Там, где этих условий нет, капитализм не может надолго и с успехом заменен социализмом... Оба момента - устранение и организация - должны находиться в тесной связи, дабы вместо существующего производства не наступил хаос и полная приостановка деятельности".(34)

Эти мысли К. Каутского подтверждают то положение, что уничтожение частной собственности само по себе ничего не дает для построения нового общества. При этом он проявляет большую гибкость, допуская различные формы собственности. Государственной формой собственности он считал прежде всего обобществленную собственность. Каутский придерживается марксистского положения о постепенном упразднении частной собственности по мере создания для этого материальных условий и проведения последовательно социалистической организации общественной жизни. К. Каутскому принадлежит обоснование принципа единства устранения частной собственности и социалистической организации. Организация созидательная функция нового общества. Но она может быть успешно осуществлена лишь в том случае, если, во-первых, упразднение частной собственности подготовлено всем ходом исторического развития и служит развитию производительных сил; во-вторых, проводится постепенно, продуманно и синхронно с упразднением этой частной собственности.
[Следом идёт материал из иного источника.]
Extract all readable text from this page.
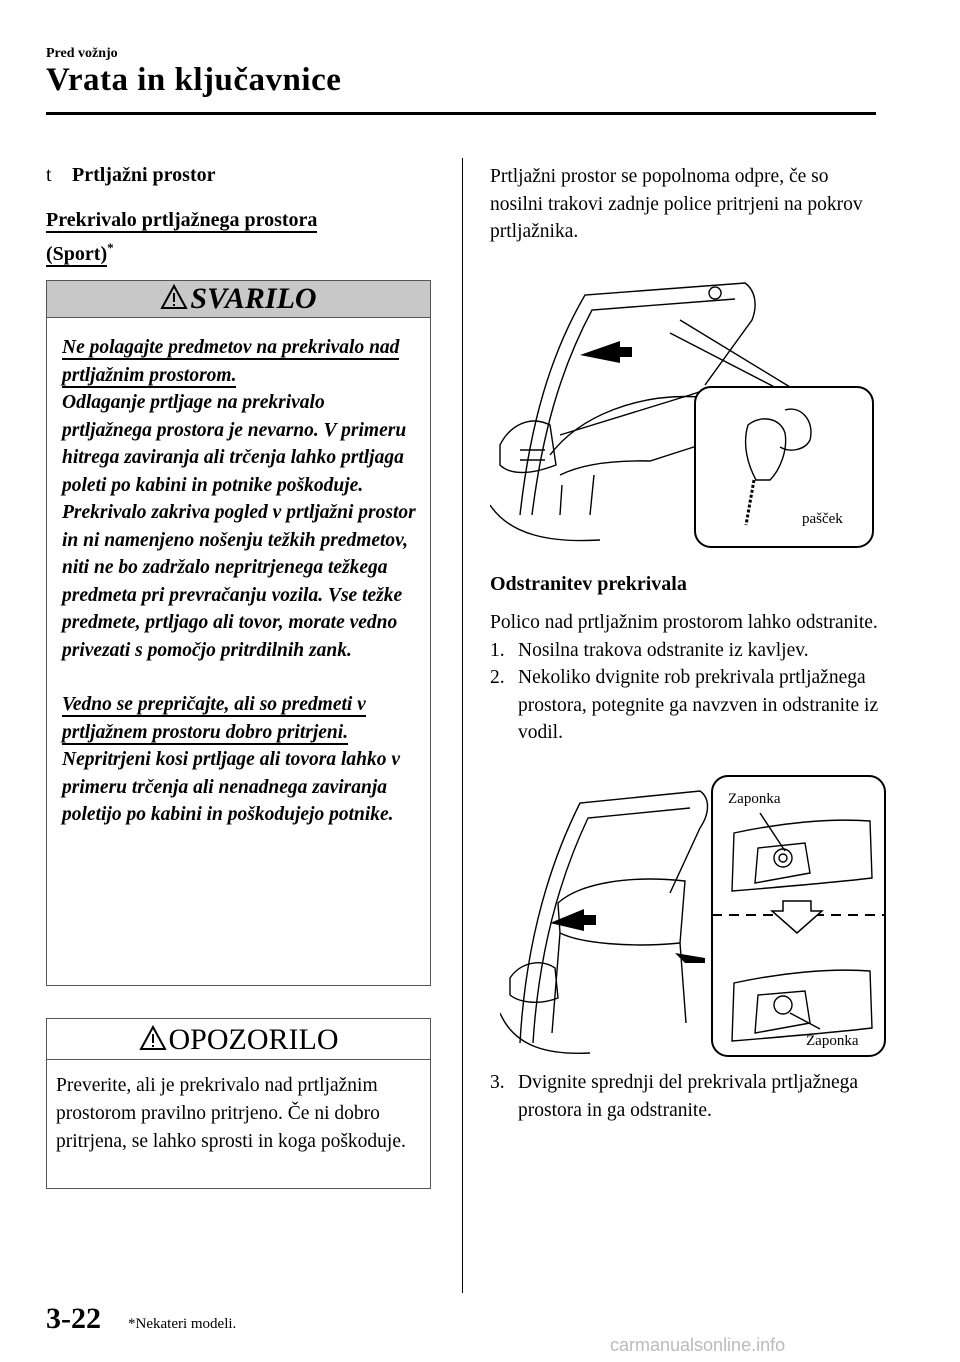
Pred vožnjo
Vrata in ključavnice
t Prtljažni prostor
Prekrivalo prtljažnega prostora (Sport)*
SVARILO
Ne polagajte predmetov na prekrivalo nad prtljažnim prostorom.
Odlaganje prtljage na prekrivalo prtljažnega prostora je nevarno. V primeru hitrega zaviranja ali trčenja lahko prtljaga poleti po kabini in potnike poškoduje. Prekrivalo zakriva pogled v prtljažni prostor in ni namenjeno nošenju težkih predmetov, niti ne bo zadržalo nepritrjenega težkega predmeta pri prevračanju vozila. Vse težke predmete, prtljago ali tovor, morate vedno privezati s pomočjo pritrdilnih zank.
Vedno se prepričajte, ali so predmeti v prtljažnem prostoru dobro pritrjeni.
Nepritrjeni kosi prtljage ali tovora lahko v primeru trčenja ali nenadnega zaviranja poletijo po kabini in poškodujejo potnike.
OPOZORILO
Preverite, ali je prekrivalo nad prtljažnim prostorom pravilno pritrjeno. Če ni dobro pritrjena, se lahko sprosti in koga poškoduje.
Prtljažni prostor se popolnoma odpre, če so nosilni trakovi zadnje police pritrjeni na pokrov prtljažnika.
pašček
Odstranitev prekrivala
Polico nad prtljažnim prostorom lahko odstranite.
1. Nosilna trakova odstranite iz kavljev.
2. Nekoliko dvignite rob prekrivala prtljažnega prostora, potegnite ga navzven in odstranite iz vodil.
Zaponka
Zaponka
3. Dvignite sprednji del prekrivala prtljažnega prostora in ga odstranite.
3-22 *Nekateri modeli.
carmanualsonline.info
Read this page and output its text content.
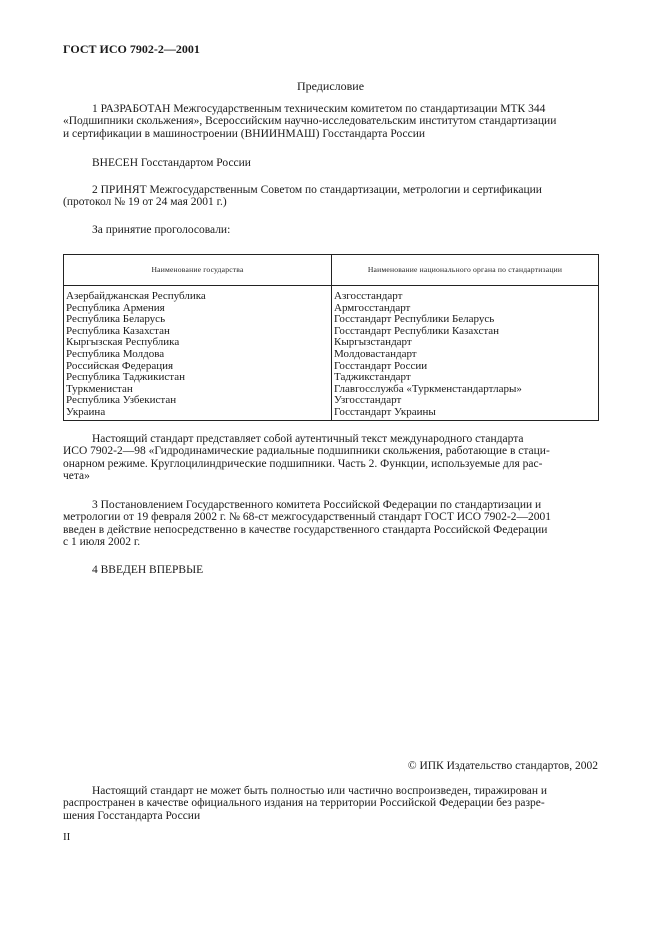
ГОСТ ИСО 7902-2—2001
Предисловие

1 РАЗРАБОТАН Межгосударственным техническим комитетом по стандартизации МТК 344

«Подшипники скольжения», Всероссийским научно-исследовательским институтом стандартизации

и сертификации в машиностроении (ВНИИНМАШ) Госстандарта России

ВНЕСЕН Госстандартом России

2 ПРИНЯТ Межгосударственным Советом по стандартизации, метрологии и сертификации

(протокол № 19 от 24 мая 2001 г.)

За принятие проголосовали:
Наименование государства	Наименование национального органа по стандартизации
Азербайджанская Республика	Азгосстандарт
Республика Армения	Армгосстандарт
Республика Беларусь	Госстандарт Республики Беларусь
Республика Казахстан	Госстандарт Республики Казахстан
Кыргызская Республика	Кыргызстандарт
Республика Молдова	Молдовастандарт
Российская Федерация	Госстандарт России
Республика Таджикистан	Таджикстандарт
Туркменистан	Главгосслужба «Туркменстандартлары»
Республика Узбекистан	Узгосстандарт
Украина	Госстандарт Украины

Настоящий стандарт представляет собой аутентичный текст международного стандарта

ИСО 7902-2—98 «Гидродинамические радиальные подшипники скольжения, работающие в стаци-

онарном режиме. Круглоцилиндрические подшипники. Часть 2. Функции, используемые для рас-

чета»

3 Постановлением Государственного комитета Российской Федерации по стандартизации и

метрологии от 19 февраля 2002 г. № 68-ст межгосударственный стандарт ГОСТ ИСО 7902-2—2001

введен в действие непосредственно в качестве государственного стандарта Российской Федерации

с 1 июля 2002 г.

4 ВВЕДЕН ВПЕРВЫЕ
© ИПК Издательство стандартов, 2002

Настоящий стандарт не может быть полностью или частично воспроизведен, тиражирован и

распространен в качестве официального издания на территории Российской Федерации без разре-

шения Госстандарта России

II
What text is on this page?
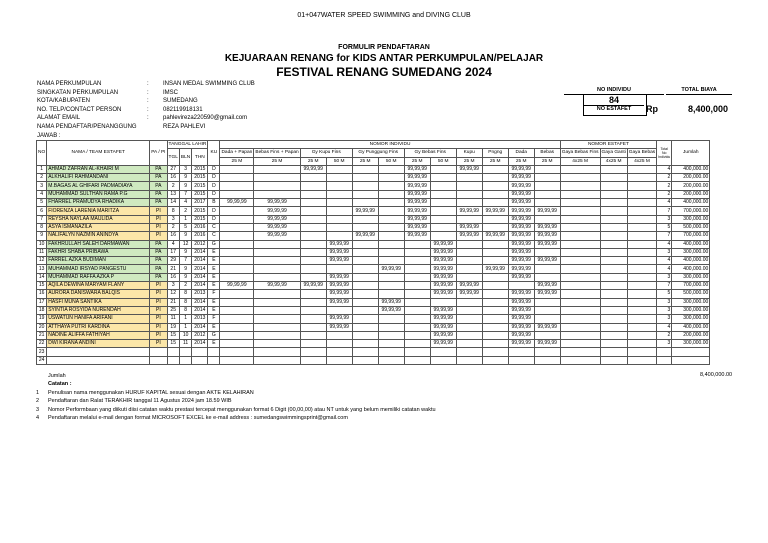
01+047WATER SPEED SWIMMING and DIVING CLUB
FORMULIR PENDAFTARAN
KEJUARAAN RENANG for KIDS ANTAR PERKUMPULAN/PELAJAR
FESTIVAL RENANG SUMEDANG 2024
NAMA PERKUMPULAN	:	INSAN MEDAL SWIMMING CLUB
SINGKATAN PERKUMPULAN	:	IMSC
KOTA/KABUPATEN	:	SUMEDANG
NO. TELP/CONTACT PERSON	:	082119918131
ALAMAT EMAIL	:	pahlevireza220590@gmail.com
NAMA PENDAFTAR/PENANGGUNG JAWAB :
REZA PAHLEVI
NO INDIVIDU	TOTAL BIAYA
84
NO ESTAFET	Rp	8,400,000
NO	NAMA / TEAM ESTAFET	PA / PI	TANGGAL LAHIR			KU	NOMOR INDIVIDU												NOMOR ESTAFET			Total No Individu	Jumlah
							Dada + Papan	Bebas Fins + Papan	Gy Kupu Fins		Gy Punggung Fins		Gy Bebas Fins		Kupu	Pngng	Dada	Bebas	Gaya Bebas Fins	Gaya Ganti	Gaya Bebas		
			TGL	BLN	THN																		
							25 M	25 M	25 M	50 M	25 M	50 M	25 M	50 M	25 M	25 M	25 M	25 M	4x25 M	4x25 M	4x25 M		
1	AHMAD ZAFRAN AL-KHAIRI M	PA	27	3	2015	D			99,99,99				99,99,99		99,99,99		99,99,99					4	400,000.00
2	ALKHALIFI RAHMANDANI	PA	16	9	2015	D							99,99,99				99,99,99					2	200,000.00
3	M.BAGAS AL GHIFARI PADMADIAYA	PA	2	9	2015	D							99,99,99				99,99,99					2	200,000.00
4	MUHAMMAD SULTHAN RAMA P.G	PA	13	7	2015	D							99,99,99				99,99,99					2	200,000.00
5	FHARREL PRAMUDYA RHADIKA	PA	14	4	2017	B	99,99,99	99,99,99					99,99,99				99,99,99					4	400,000.00
6	FIORENZA LARENIA MARITZA	PI	8	2	2015	D		99,99,99			99,99,99		99,99,99		99,99,99	99,99,99	99,99,99	99,99,99				7	700,000.00
7	REYSHA NAYLAA MAULIDA	PI	3	1	2015	D		99,99,99					99,99,99				99,99,99					3	300,000.00
8	ASYA ISMANAZILA	PI	2	5	2016	C		99,99,99					99,99,99		99,99,99		99,99,99	99,99,99				5	500,000.00
9	NALIFALYN NAZMIN ANINDYA	PI	16	9	2016	C		99,99,99			99,99,99		99,99,99		99,99,99	99,99,99	99,99,99	99,99,99				7	700,000.00
10	FAKHRULLAH SALEH DARMAWAN	PA	4	12	2012	G				99,99,99				99,99,99			99,99,99	99,99,99				4	400,000.00
11	FAKHRI SHABA PRIBAWA	PA	17	9	2014	E				99,99,99				99,99,99			99,99,99					3	300,000.00
12	FARREL AZKA BUDIMAN	PA	29	7	2014	E				99,99,99				99,99,99			99,99,99	99,99,99				4	400,000.00
13	MUHAMMAD IRSYAD PANGESTU	PA	21	9	2014	E						99,99,99		99,99,99		99,99,99	99,99,99					4	400,000.00
14	MUHAMMAD RAFFA AZKA P	PA	16	9	2014	E				99,99,99				99,99,99			99,99,99					3	300,000.00
15	AQILA DEWINA MARYAM FLANY	PI	3	2	2014	E	99,99,99	99,99,99	99,99,99	99,99,99				99,99,99	99,99,99			99,99,99				7	700,000.00
16	AURORA DANISWARA BALQIS	PI	12	8	2013	F				99,99,99				99,99,99	99,99,99		99,99,99	99,99,99				5	500,000.00
17	HASFI MUNA SANTIKA	PI	21	8	2014	E				99,99,99		99,99,99					99,99,99					3	300,000.00
18	SYINTIA ROSYIDA NURENDAH	PI	25	8	2014	E						99,99,99		99,99,99			99,99,99					3	300,000.00
19	USWATUN HANIFA ARIFANI	PI	11	1	2013	F				99,99,99				99,99,99			99,99,99					3	300,000.00
20	ATTHAYA PUTRI KARDINA	PI	19	1	2014	E				99,99,99				99,99,99			99,99,99	99,99,99				4	400,000.00
21	NADINE ALIFFA FATHIYAH	PI	15	10	2012	G								99,99,99			99,99,99					2	200,000.00
22	DWI KIRANA ANDINI	PI	15	11	2014	E								99,99,99			99,99,99	99,99,99				3	300,000.00
23																							
24																							
Jumlah
Catatan :
1	Penulisan nama menggunakan HURUF KAPITAL sesuai dengan AKTE KELAHIRAN
2	Pendaftaran dan Ralat TERAKHIR tanggal 11 Agustus 2024 jam 18.59 WIB
3	Nomor Performbaan yang diikuti diisi catatan waktu prestasi tercepat menggunakan format 6 Digit (00,00,00) atau NT untuk yang belum memiliki catatan waktu
4	Pendaftaran melalui e-mail dengan format MICROSOFT EXCEL ke e-mail address : sumedangswimmingsprint@gmail.com
8,400,000.00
К сожалению, в России вторая функция так и осталась нереализованной, и не только потому, что они были разорваны во времени (сначала произошло устранение частной собственности, а потом уже была сделана попытка осуществить организацию), но и потому, что не было условий для проведения успешной социалистической организации. Насильственное насаждение формально социалистической организации не могло обеспечить окончательного успеха нового строя, поэтому является логичным и обоснованным основной вывод К. Каутского относительно того, что без необходимых условий и предпосылок невозможно надолго и с успехом вводить социализм.

Как было показано, в России не было экономических предпосылок для социализма, как и не было соответствующего уровня развития культуры. Но ведь Россия реально приступила к строительству социализма в 1920 году, когда производительные силы были на значительно более низком уровне, чем в 1913 и 1917 гг. Валовой национальный продукт страны в 1920 году сократился до 9,3% от уровня 1913 года, а валовая продукция промышленности России в 1917 году сократилась по сравнению с 1913 'годом до 68,5%. В 1920 году ее объем упал до 14,6%. Еще более тяжелая картина была по отдельным отраслям промышленности и сельскому хозяйству. С 1917 по 1922 год население России уменьшилось на 13 млн. человек. (35)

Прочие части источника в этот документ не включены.